People who have trouble sleeping often try various dietary supplements, relaxation therapies, or other complementary health approaches in an effort to fall asleep faster, stay asleep longer, and improve the overall quality of their sleep. Here are 5 things to know about what the science says about sleep disorders and complementary health approaches.
- Relaxation techniques may be helpful for insomnia. Evidence indicates that using relaxation techniques before bedtime can be helpful components of a successful strategy to improve sleep habits. Other components include maintaining a consistent sleep schedule; avoiding caffeine, alcohol, heavy meals, and strenuous exercise too close to bedtime; and sleeping in a quiet, cool, dark room.
- Melatonin supplements may be helpful for some people with insomnia or sleep problems caused by shift work or jet lag. Research on the use of melatonin for children is more limited; available research suggests some benefit in children, but those studies were small and only addressed short-term use of melatonin. The long-term safety of melatonin has not been investigated.
- Current evidence regarding other mind and body approaches such as mindfulness-based stress reduction (a type of meditation), yoga, massage therapy, and acupuncture is either too preliminary or inconsistent to draw conclusions about whether they are helpful for sleep disorders. These mind and body practices are generally considered safe for healthy people and when performed by an experienced practitioner.

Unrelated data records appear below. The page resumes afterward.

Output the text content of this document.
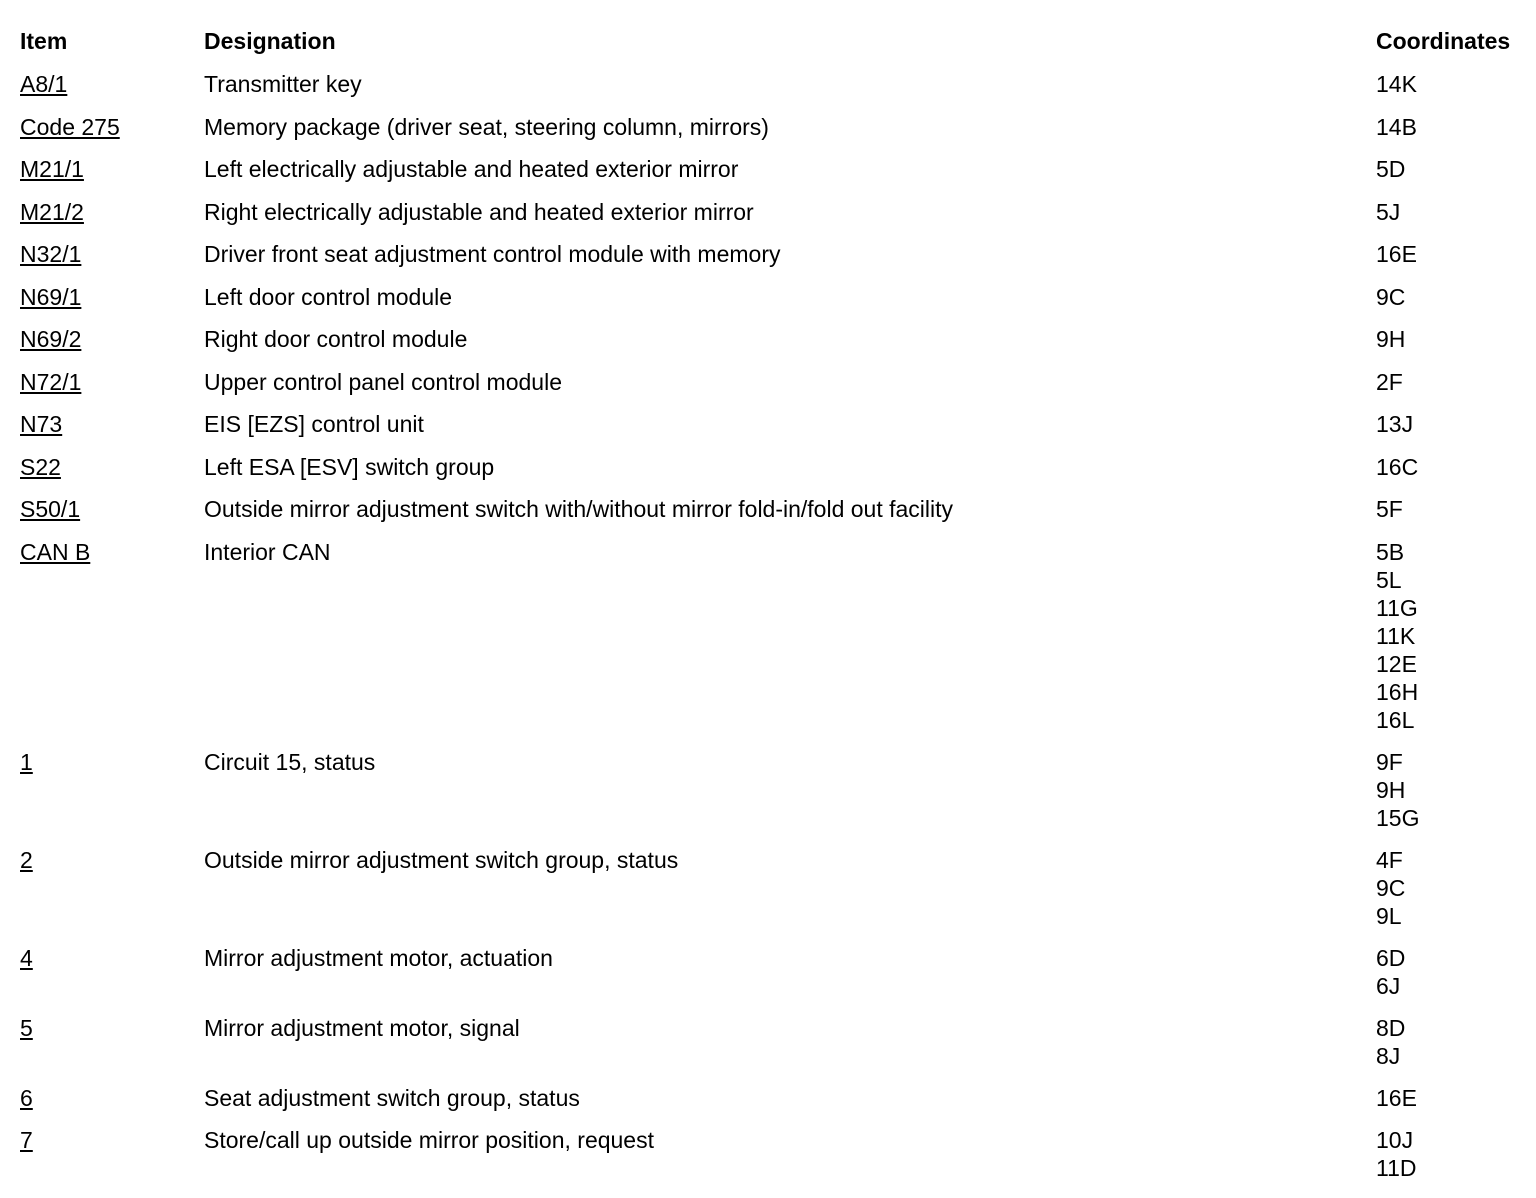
Item	Designation	Coordinates
A8/1	Transmitter key	14K
Code 275	Memory package (driver seat, steering column, mirrors)	14B
M21/1	Left electrically adjustable and heated exterior mirror	5D
M21/2	Right electrically adjustable and heated exterior mirror	5J
N32/1	Driver front seat adjustment control module with memory	16E
N69/1	Left door control module	9C
N69/2	Right door control module	9H
N72/1	Upper control panel control module	2F
N73	EIS [EZS] control unit	13J
S22	Left ESA [ESV] switch group	16C
S50/1	Outside mirror adjustment switch with/without mirror fold-in/fold out facility	5F
CAN B	Interior CAN	5B
5L
11G
11K
12E
16H
16L
1	Circuit 15, status	9F
9H
15G
2	Outside mirror adjustment switch group, status	4F
9C
9L
4	Mirror adjustment motor, actuation	6D
6J
5	Mirror adjustment motor, signal	8D
8J
6	Seat adjustment switch group, status	16E
7	Store/call up outside mirror position, request	10J
11D
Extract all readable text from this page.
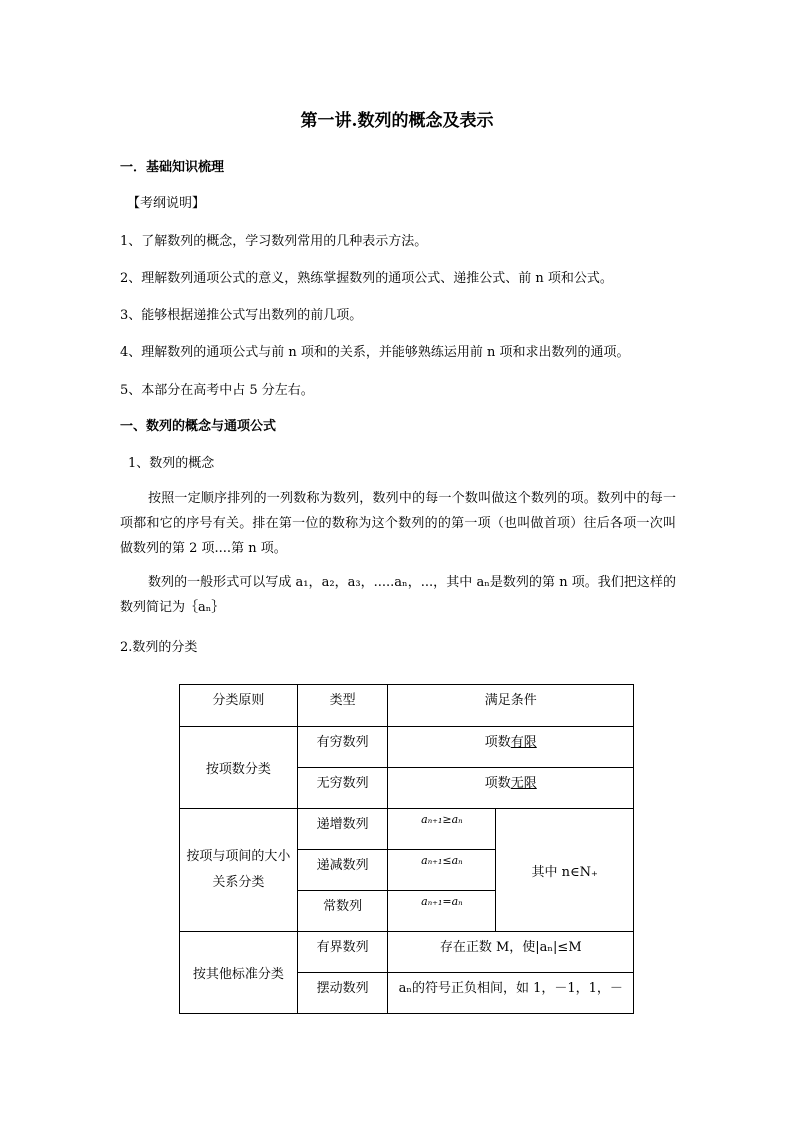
第一讲.数列的概念及表示
一．基础知识梳理
【考纲说明】
1、了解数列的概念，学习数列常用的几种表示方法。
2、理解数列通项公式的意义，熟练掌握数列的通项公式、递推公式、前 n 项和公式。
3、能够根据递推公式写出数列的前几项。
4、理解数列的通项公式与前 n 项和的关系，并能够熟练运用前 n 项和求出数列的通项。
5、本部分在高考中占 5 分左右。
一、数列的概念与通项公式
1、数列的概念
按照一定顺序排列的一列数称为数列，数列中的每一个数叫做这个数列的项。数列中的每一项都和它的序号有关。排在第一位的数称为这个数列的的第一项（也叫做首项）往后各项一次叫做数列的第 2 项....第 n 项。
数列的一般形式可以写成 a₁，a₂，a₃，.....aₙ，...，其中 aₙ是数列的第 n 项。我们把这样的数列简记为｛aₙ｝
2.数列的分类
分类原则	类型	满足条件	

按项数分类	有穷数列	项数有限	

	无穷数列	项数无限	

按项与项间的大小关系分类	递增数列	aₙ₊₁≥aₙ	其中 n∈N₊

	递减数列	aₙ₊₁≤aₙ	

	常数列	aₙ₊₁=aₙ	

按其他标准分类	有界数列	存在正数 M，使|aₙ|≤M	

	摆动数列	aₙ的符号正负相间，如 1，－1，1，－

- Various herbs and dietary supplements sometimes used as sleep aids, including valerian, kava, chamomile, and L-tryptophan and 5-hydroxytryptophan (5-HTP) have not been shown to be effective for insomnia, and important safety concerns have been raised about a few. For example, the use of L-tryptophan supplements has been linked to eosinophilia-myalgia syndrome (EMS), a complex, potentially fatal disorder with multiple symptoms including severe muscle pain. Kava supplements have been linked to a risk of severe liver damage.
- If you are considering a complementary health approach for sleep problems, talk to your health care providers. Trouble sleeping can be an indication of a more serious condition, and some prescription and over-the-counter drugs can contribute to sleep problems. So, it’s important to discuss your sleep-related symptoms with your health care providers before trying any complementary health product or practice.